Politics /

Former New York Times Journalist Is Ineligible Run For Governor In Oregon

The Oregon Elections Division rejected the campaign filing after ruling Nick Kristof was not a state resident

The longtime New York Times columnist who was running for governor of Oregon has been disqualified.

Nick Kristof, a native of the state, announced his gubernatorial campaign in October. He was immediately plagued with questions about his residency and widespread speculation that he did not qualify for a bid for public office.

Oregon Secretary of State Shemia Fagan announced on Jan. 6 that Kristof did not meet the residency requirements to run for governor. 

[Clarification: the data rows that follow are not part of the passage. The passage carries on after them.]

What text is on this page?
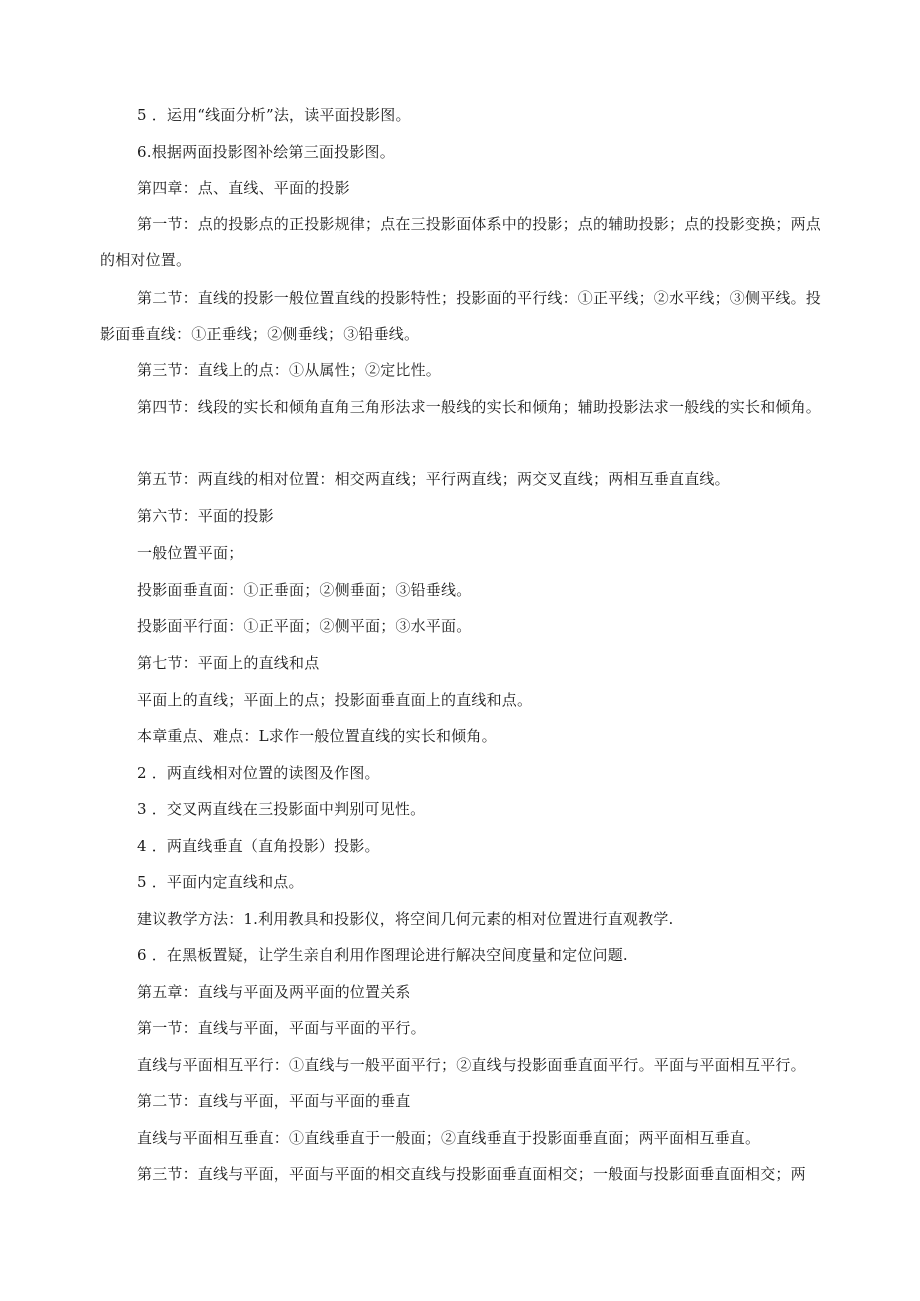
5 ．运用“线面分析”法，读平面投影图。
6.根据两面投影图补绘第三面投影图。
第四章：点、直线、平面的投影
第一节：点的投影点的正投影规律；点在三投影面体系中的投影；点的辅助投影；点的投影变换；两点的相对位置。
第二节：直线的投影一般位置直线的投影特性；投影面的平行线：①正平线；②水平线；③侧平线。投影面垂直线：①正垂线；②侧垂线；③铅垂线。
第三节：直线上的点：①从属性；②定比性。
第四节：线段的实长和倾角直角三角形法求一般线的实长和倾角；辅助投影法求一般线的实长和倾角。
第五节：两直线的相对位置：相交两直线；平行两直线；两交叉直线；两相互垂直直线。
第六节：平面的投影
一般位置平面；
投影面垂直面：①正垂面；②侧垂面；③铅垂线。
投影面平行面：①正平面；②侧平面；③水平面。
第七节：平面上的直线和点
平面上的直线；平面上的点；投影面垂直面上的直线和点。
本章重点、难点：L求作一般位置直线的实长和倾角。
2 ．两直线相对位置的读图及作图。
3 ．交叉两直线在三投影面中判别可见性。
4 ．两直线垂直（直角投影）投影。
5 ．平面内定直线和点。
建议教学方法：1.利用教具和投影仪，将空间几何元素的相对位置进行直观教学.
6 ．在黑板置疑，让学生亲自利用作图理论进行解决空间度量和定位问题.
第五章：直线与平面及两平面的位置关系
第一节：直线与平面，平面与平面的平行。
直线与平面相互平行：①直线与一般平面平行；②直线与投影面垂直面平行。平面与平面相互平行。
第二节：直线与平面，平面与平面的垂直
直线与平面相互垂直：①直线垂直于一般面；②直线垂直于投影面垂直面；两平面相互垂直。
第三节：直线与平面，平面与平面的相交直线与投影面垂直面相交；一般面与投影面垂直面相交；两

“In this instance, the candidate clearly does not meet the constitutional requirement to run or serve as governor of Oregon,” Fagan said in a statement to the press.

She did not offer further details of explanation.

In a letter to Kristof, Fagan noted that while he was registered as a voter in Oregon beginning on Dec. 28, 2020, he was registered for the proceeding 20 years as a voter in New York. Kristoff voted there as recently as November 2020.

Fagan’s investigation into Kristof’s residency also found he had a New York driver’s license from 2000 to December of 2020 which “indicates that [he] viewed New York as the place where you intended to permanently return” when he was away.

Kristof also paid income taxes in New York between 1999 and 2021.

While he did pay income taxes in Oregon in 2019 and 2020 because of the farm he manages, Fagan’s office wrote “you stated that you have hired and supervised employees since 2019” but that “you did not state the extent of your supervision of whether you supervised employees in person or from New York.”

Kristoff also did not explain if he files Oregon income taxes “as a nonresident, a part-year resident, or a full-year resident.”

Kristoff maintained a home in New York for several decades, even after he purchased his Oregonian farm.

“You suggest that we should apply a different standard, but we decline to change the way we evaluated residency,” The secretary of state’s office wrote. “Even if we adopt New York’s residency standards, we do not believe that they would lead us to determine that you are an Oregon resident. In some instances, New York Allows a person to choose one of several residences, but it does not allow a person to vote at one residence while claiming the right to vote at another.”

Under the Oregon constitution, a candidate for governor must have been a legal resident of the state for a minimum of three years before the election. Kristof would have needed to be a resident of Oregon by November of 2019 to qualify for the 2022 gubernatorial race.

Kristof filed to run on Dec. 20.

P.K. Runkles-Pearson, a lawyer, emailed a Dec. 1 prediction to his campaign saying the questions of his residency “could wind up in court and drag on for months.”

“She pointed out that county clerks around the state must print ballots for the May primary by March 17 and suggested that Kristof should not delay filing if he intended to run because it could take months for the legal case to play out,” reports The Oregonian.

Kristoff worked for the New York times for almost 38 years before retiring in October of 2021, citing his intention to return to Oregon and seek political office.